Born Marcello Valletta, the Pittsburgh-based singer-songwriter, poet, and performer has emerged as one of the more compelling independent voices blending alternative music, spoken-word intimacy, melodic rap, and atmospheric pop. Yet what makes Cello’s work stand apart isn’t simply its sound. It’s the remarkable honesty with which he approaches creativity, identity, and the realities of living with Autism Spectrum Disorder (ASD) and ADHD.
Rather than separating his neurodivergence from his artistry, Cello embraces it as an essential part of his creative identity.
That philosophy permeates every aspect of his debut album, Singing to Serpents. Released as a deeply personal statement, the nine-track collection explores relationships, longing, faith, self-worth, obsession, vulnerability, and emotional survival with uncommon openness. It is less an album of tidy conclusions than a portrait of someone learning to understand himself in real time.
Long before recording music, Valletta built his creative life through storytelling. As a published poet and seasoned actor, he became fascinated with the ways language and performance could communicate emotions that ordinary conversation often failed to express. Music became the natural evolution of those pursuits.
That literary background is immediately apparent. Cello’s lyrics often read like journal entries transformed into melodies, filled with vivid imagery and emotional nuance. His songs resist conventional verse-chorus formulas in favor of repetition, evolving thoughts, and conversational confession.
The opening track, “Stay Here,” illustrates that approach beautifully. Centered around the recurring plea, “Won’t you stay here? She said, my lover, my lover,” the song transforms repetition into emotional architecture. Rather than functioning simply as a catchy chorus, the repeated lines mirror the way memory and longing often replay themselves in the mind.

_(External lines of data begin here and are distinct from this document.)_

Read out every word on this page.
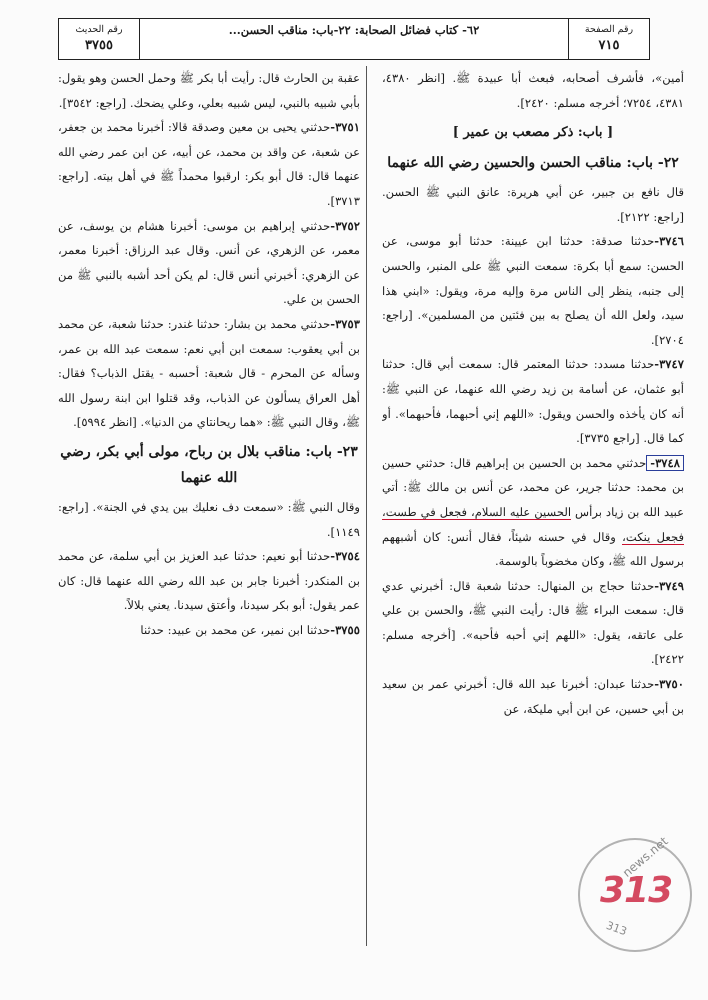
رقم الحديث
٣٧٥٥
٦٢- كتاب فضائل الصحابة: ٢٢-باب: مناقب الحسن...	رقم الصفحة
٧١٥

أمين»، فأشرف أصحابه، فبعث أبا عبيدة ﷺ. [انظر ٤٣٨٠، ٤٣٨١، ٧٢٥٤؛ أخرجه مسلم: ٢٤٢٠].

[ باب: ذكر مصعب بن عمير ]
٢٢- باب: مناقب الحسن والحسين رضي الله عنهما

قال نافع بن جبير، عن أبي هريرة: عانق النبي ﷺ الحسن. [راجع: ٢١٢٢].

٣٧٤٦-حدثنا صدقة: حدثنا ابن عيينة: حدثنا أبو موسى، عن الحسن: سمع أبا بكرة: سمعت النبي ﷺ على المنبر، والحسن إلى جنبه، ينظر إلى الناس مرة وإليه مرة، ويقول: «ابني هذا سيد، ولعل الله أن يصلح به بين فئتين من المسلمين». [راجع: ٢٧٠٤].

٣٧٤٧-حدثنا مسدد: حدثنا المعتمر قال: سمعت أبي قال: حدثنا أبو عثمان، عن أسامة بن زيد رضي الله عنهما، عن النبي ﷺ: أنه كان يأخذه والحسن ويقول: «اللهم إني أحبهما، فأحبهما». أو كما قال. [راجع ٣٧٣٥].

٣٧٤٨-حدثني محمد بن الحسين بن إبراهيم قال: حدثني حسين بن محمد: حدثنا جرير، عن محمد، عن أنس بن مالك ﷺ: أتي عبيد الله بن زياد برأس الحسين عليه السلام، فجعل في طست، فجعل ينكت، وقال في حسنه شيئاً، فقال أنس: كان أشبههم برسول الله ﷺ، وكان مخضوباً بالوسمة.

٣٧٤٩-حدثنا حجاج بن المنهال: حدثنا شعبة قال: أخبرني عدي قال: سمعت البراء ﷺ قال: رأيت النبي ﷺ، والحسن بن علي على عاتقه، يقول: «اللهم إني أحبه فأحبه». [أخرجه مسلم: ٢٤٢٢].

٣٧٥٠-حدثنا عبدان: أخبرنا عبد الله قال: أخبرني عمر بن سعيد بن أبي حسين، عن ابن أبي مليكة، عن

عقبة بن الحارث قال: رأيت أبا بكر ﷺ وحمل الحسن وهو يقول: بأبي شبيه بالنبي، ليس شبيه بعلي، وعلي يضحك. [راجع: ٣٥٤٢].

٣٧٥١-حدثني يحيى بن معين وصدقة قالا: أخبرنا محمد بن جعفر، عن شعبة، عن واقد بن محمد، عن أبيه، عن ابن عمر رضي الله عنهما قال: قال أبو بكر: ارقبوا محمداً ﷺ في أهل بيته. [راجع: ٣٧١٣].

٣٧٥٢-حدثني إبراهيم بن موسى: أخبرنا هشام بن يوسف، عن معمر، عن الزهري، عن أنس. وقال عبد الرزاق: أخبرنا معمر، عن الزهري: أخبرني أنس قال: لم يكن أحد أشبه بالنبي ﷺ من الحسن بن علي.

٣٧٥٣-حدثني محمد بن بشار: حدثنا غندر: حدثنا شعبة، عن محمد بن أبي يعقوب: سمعت ابن أبي نعم: سمعت عبد الله بن عمر، وسأله عن المحرم - قال شعبة: أحسبه - يقتل الذباب؟ فقال: أهل العراق يسألون عن الذباب، وقد قتلوا ابن ابنة رسول الله ﷺ، وقال النبي ﷺ: «هما ريحانتاي من الدنيا». [انظر ٥٩٩٤].

٢٣- باب: مناقب بلال بن رباح، مولى أبي بكر، رضي الله عنهما

وقال النبي ﷺ: «سمعت دف نعليك بين يدي في الجنة». [راجع: ١١٤٩].

٣٧٥٤-حدثنا أبو نعيم: حدثنا عبد العزيز بن أبي سلمة، عن محمد بن المنكدر: أخبرنا جابر بن عبد الله رضي الله عنهما قال: كان عمر يقول: أبو بكر سيدنا، وأعتق سيدنا. يعني بلالاً.

٣٧٥٥-حدثنا ابن نمير، عن محمد بن عبيد: حدثنا

news.net
313
313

It’s a songwriting style that feels deeply connected to Cello’s lived experience with autism and ADHD.
Many neurodivergent individuals describe experiencing intense emotional focus, heightened sensory awareness, and thought patterns that revisit ideas repeatedly. Those characteristics become artistic strengths throughout Singing to Serpents. Songs unfold like internal conversations rather than carefully edited narratives, allowing listeners to experience emotion as it develops instead of after it has been neatly resolved.
That authenticity extends beyond the music itself.

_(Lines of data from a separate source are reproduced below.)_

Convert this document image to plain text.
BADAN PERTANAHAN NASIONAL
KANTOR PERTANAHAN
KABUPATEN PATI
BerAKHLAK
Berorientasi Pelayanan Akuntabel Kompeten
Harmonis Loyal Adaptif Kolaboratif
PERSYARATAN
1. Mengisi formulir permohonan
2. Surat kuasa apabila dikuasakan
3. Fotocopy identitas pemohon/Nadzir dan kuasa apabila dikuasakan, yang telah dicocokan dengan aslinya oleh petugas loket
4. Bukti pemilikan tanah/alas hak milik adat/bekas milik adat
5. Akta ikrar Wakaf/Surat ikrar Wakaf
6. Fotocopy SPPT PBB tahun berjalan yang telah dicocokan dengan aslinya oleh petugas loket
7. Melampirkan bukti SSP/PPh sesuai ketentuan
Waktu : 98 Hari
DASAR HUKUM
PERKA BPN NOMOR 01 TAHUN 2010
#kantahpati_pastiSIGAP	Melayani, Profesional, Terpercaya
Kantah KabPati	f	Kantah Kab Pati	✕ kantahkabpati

Cello has been refreshingly candid about the challenges of growing up feeling different. Navigating relationships, understanding social expectations, and managing emotional intensity have all shaped both his personal life and artistic voice. Yet he resists framing autism or ADHD as limitations.
Instead, he speaks of neurodivergence as a different lens through which he experiences creativity.
Hyperfocus becomes meticulous songwriting. Emotional sensitivity becomes lyrical depth. The tendency to notice details others overlook becomes rich imagery that gives his music its distinctive atmosphere.
Tracks like “Faith” reveal this perspective especially well. The repeated declaration, “I need strong faith in my abilities,” feels less like a polished affirmation than a deeply human struggle toward self-belief. It captures the universal challenge of overcoming self-doubt while reflecting Cello’s own journey toward confidence.
Elsewhere, songs such as “Cravings,” “Pray,” and “Full Moon” examine relationships through intensely emotional and sensory lenses. Love is portrayed not simply as romance but as something capable of overwhelming every thought, every memory, every emotion. The result is music that feels immersive rather than merely descriptive.
Musically, Cello refuses to be confined by genre. Alternative pop, melodic hip-hop, spoken-word poetry, and ambient textures coexist naturally throughout Singing to Serpents. The production supports rather than overshadows the lyrics, allowing the emotional honesty of each song to remain at the forefront.
His live performances reinforce that authenticity. Onstage, Cello doesn’t present an exaggerated persona; instead, he performs with an emotional transparency that mirrors his recordings. Audiences respond not because every note is immaculate, but because every performance feels genuine.
That commitment to honesty has begun attracting listeners well beyond traditional genre boundaries. Fans of alternative music appreciate the atmospheric production, while others connect with the vulnerability woven throughout his songwriting. Many neurodivergent listeners have found particular comfort in hearing an artist speak openly about experiences that often remain misunderstood.
In a music industry that frequently rewards image over substance, Cello offers something increasingly uncommon: sincerity. His songs acknowledge uncertainty instead of disguising it. They embrace emotional complexity rather than simplifying it for mass appeal.
Ultimately, Cello’s greatest achievement may not be Singing to Serpents itself, impressive as the album is. It is the example he provides by demonstrating that neurodivergence need not be hidden or overcome to create meaningful art. Instead, it can become a source of insight, empathy, and originality.
For Cello, music isn’t about escaping who he is.
It’s about finally allowing the world to hear him exactly as he is, and discovering that authenticity can be its own kind of harmony.